Vous vous souvenez de vos cours de biologie ? Qu’est-ce qui détermine les caractéristiques d’un organisme vivant et se transmet invariablement au long des générations ? Une histoire de gènes ! Tout commence dans l’intimité des cellules, au cœur du noyau, où loge l’ADN, support de l’information génétique. Le code génétique, universel à tout le vivant, permet à chaque cellule d’un organisme d’avoir toute l’information nécessaire pour produire les protéines qui assurent la construction de l’individu, ses fonctions vitales (nutrition, reproduction, immunité…) et donc l’expression de ses caractères. Quatre « lettres » différentes (les bases A, T, G et C) se succèdent au long de la molécule d’ADN et forment des « mots » et des « phrases » (séquences) qui codent pour les différentes protéines. Décrypter ces phrases successives le long de l’ADN, c’est séquencer nos gènes dont la totalité forme notre génome. Comprendre quelle(s) séquence(s) code(nt) pour quelle(s) fonc-tion(s), c’est élucider quels gènes gouvernent tel ou tel caractère, par exemple la taille d’une plante, la résistance à une maladie ou les capacités d’utilisation de l’azote. Certaines parties de l’ADN correspondent aux gènes qui codent pour les protéines. D’autres parties correspondent à des séquences qui modulent l’expression des gènes et peuvent être régulées par des facteurs de l’environnement (voir infographie).
Éditer le génome, c’est intervenir sur une séquence connue de l’ADN (correspondant à un gène ou à une partie qui régule leur expression) en remplaçant une ou plusieurs « lettres », à la manière dont on réécrirait un texte.
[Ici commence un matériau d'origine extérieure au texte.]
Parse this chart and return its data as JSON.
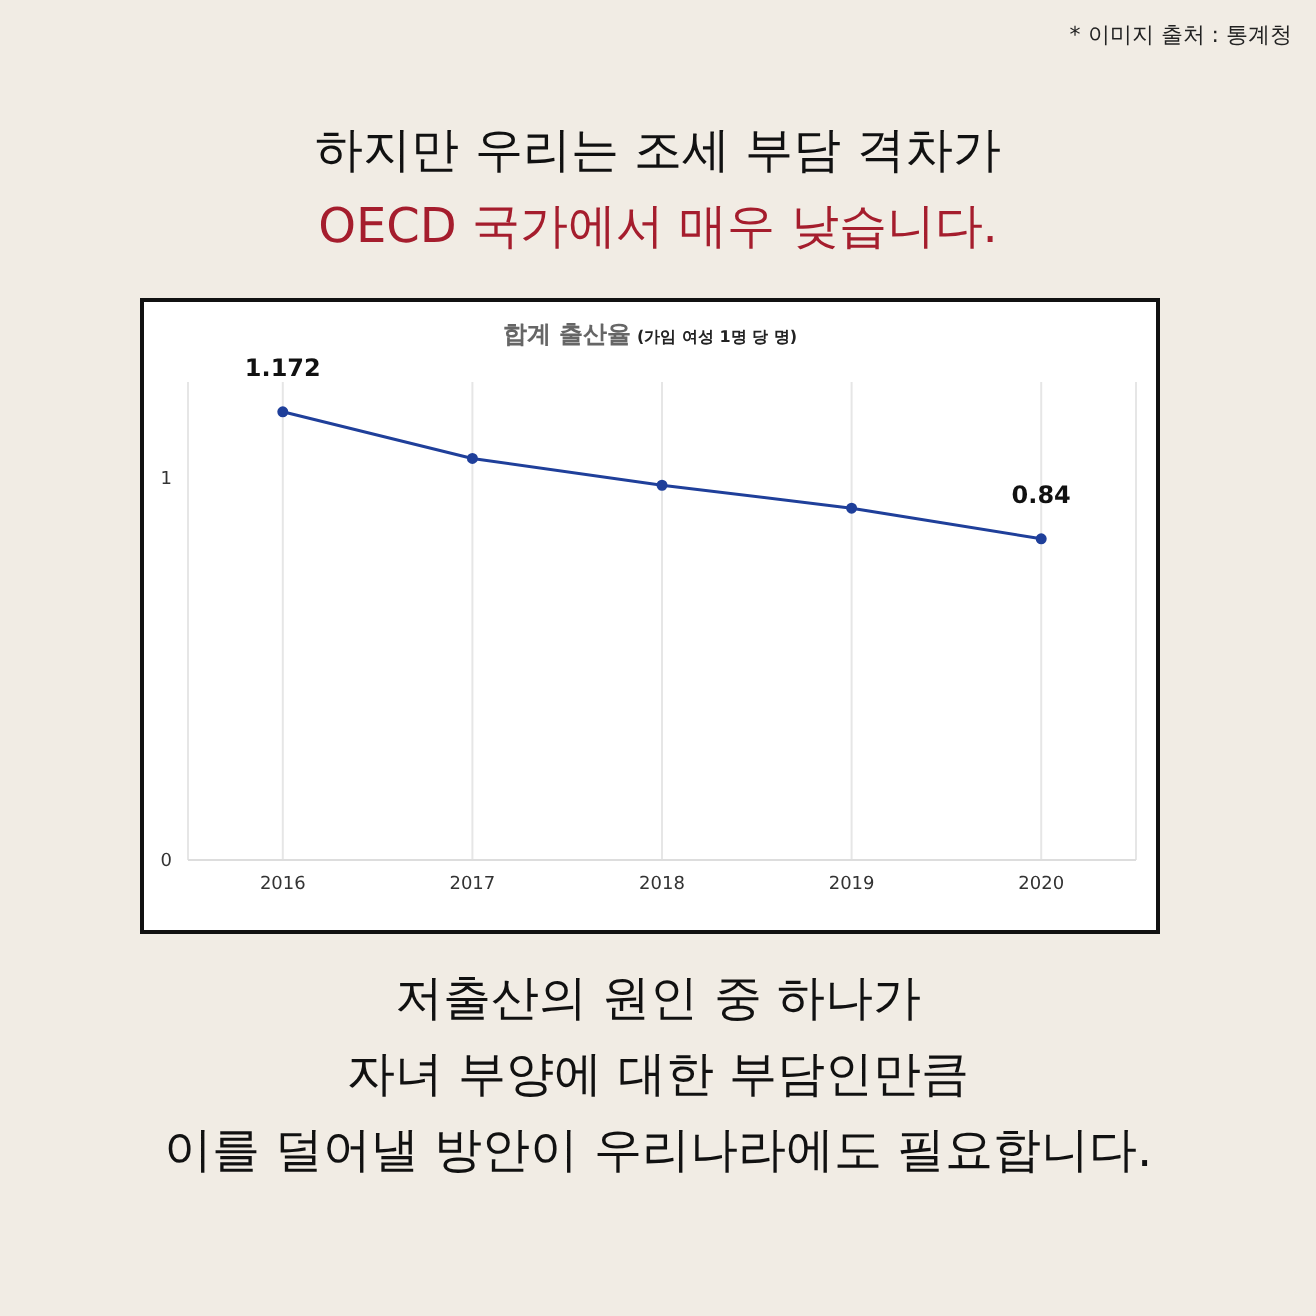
{
  "chart_data": {
    "type": "line",
    "title": "하지만 우리는 조세 부담 격차가\nOECD 국가에서 매우 낮습니다.",
    "subtitle": "합계 출산율 (가임 여성 1명 당 명)",
    "categories": [
      "2016",
      "2017",
      "2018",
      "2019",
      "2020"
    ],
    "series": [
      {
        "color": "#1f3f9a",
        "values": [
          1.172,
          1.05,
          0.98,
          0.92,
          0.84
        ],
        "value_labels": [
          "1.172",
          null,
          null,
          null,
          "0.84"
        ]
      }
    ],
    "ylim": [
      0,
      1.25
    ],
    "yticks": [
      0,
      1
    ],
    "grid": "x",
    "marker": "circle",
    "line_style": "solid",
    "legend": false,
    "annotations": [
      "* 이미지 출처 : 통계청",
      "저출산의 원인 중 하나가\n자녀 부양에 대한 부담인만큼\n이를 덜어낼 방안이 우리나라에도 필요합니다."
    ]
  }
}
L’objectif est soit d’apporter une variation (allèle) à un gène existant, soit d’intégrer un gène nouveau codant pour une nouvelle fonction. Fabien Nogué, généticien moléculaire à l’Institut Jean-Pierre Bourgin (IJPB) d’INRAE à Versailles, évoque les travaux de ses collègues en Avignon : « Les variations d’un gène codant pour une résistance à un virus chez le poivron ont été reproduites chez la tomate, chez laquelle ce même gène existait mais sans ces variations responsables de la résistance aux virus. La tomate ainsi obtenue résiste au virus1. » Une édition n’est possible qu’une fois identifiées les séquences propres à un gène et ses différentes variations. Concernant la méthode, on injecte, dans le noyau d’une cellule, une enzyme bactérienne couplée à une séquence complémentaire d’une zone cible dans l’ADN de la plante. L’enzyme coupe alors l’ADN exactement au niveau de la zone cible. Puis le système naturel de réparation de l’ADN de la plante rétablit, modifie ou supprime l’information à l’endroit où l’ADN a été touché. Ensuite, il faut parvenir à régénérer une plante à partir de la cellule végétale obtenue. Cette régénération se fait par culture in vitro (voir infographie ci-dessous).
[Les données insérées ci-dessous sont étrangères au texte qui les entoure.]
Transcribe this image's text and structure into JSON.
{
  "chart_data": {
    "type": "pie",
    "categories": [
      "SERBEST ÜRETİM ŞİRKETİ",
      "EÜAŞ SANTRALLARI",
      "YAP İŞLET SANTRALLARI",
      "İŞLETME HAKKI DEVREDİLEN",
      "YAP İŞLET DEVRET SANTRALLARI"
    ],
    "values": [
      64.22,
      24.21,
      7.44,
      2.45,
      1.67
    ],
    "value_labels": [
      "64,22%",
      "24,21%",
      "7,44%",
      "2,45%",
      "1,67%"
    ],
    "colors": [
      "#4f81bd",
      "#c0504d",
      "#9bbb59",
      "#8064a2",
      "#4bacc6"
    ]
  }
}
1. Kuroiwa K., Danilo B., Perrot L. et al. (2023), doi. org/10.1111/pbi.14003
La sélection, une longue histoire
Sélectionner de nouvelles variétés de plantes consiste à réunir des caractères d’intérêt dans une même culture pour l’adapter à nos attentes. Ceci a commencé, il y a plus de 10 000 ans, dès le processus de domestication des plantes, et se poursuit aujourd’hui. Où trouver les caractères intéressants ? Les sélectionneurs puisent dans les collections de ressources génétiques et les bases de données qui les décrivent. Pour chaque espèce d’intérêt, ces collections rassemblent des plantes et des semences dont la diversité a été façonnée au gré des mutations spontanées et autres processus de sélection naturelle, et aussi des plantes et semences issues de travaux de sélection, réalisés par l’être humain depuis la domestication des plantes. Les mutations spontanées changent une ou quelques lettres du code génétique et se produisent durant toute la vie d’une cellule. Parfois, elles apportent de nouveaux caractères plus favorables à la survie de l’espèce dans un environnement donné, ou intéressants pour l’être humain. Par exemple, chez la tomate, 13 mutations spontanées ont lieu à chaque génération. Pour élargir cette diversité, la mutagénèse artificielle, pratiquée depuis le début du XXe siècle, provoque des mutations aléatoires en appliquant sur la plante un rayonnement ou un agent chimique mutagène. Elle génère plusieurs centaines à plusieurs milliers de mutations2. Cette technique vise à créer des mutations artificielles intéressantes mais peut aussi provoquer des mutations non recherchées et potentiellement dommageables à la plante qui seront éliminées par des croisements ultérieurs. C’est une technique aléatoire. L’édition du génome, contrairement à la mutagenèse artificielle, produit quelques mutations choisies et ciblées.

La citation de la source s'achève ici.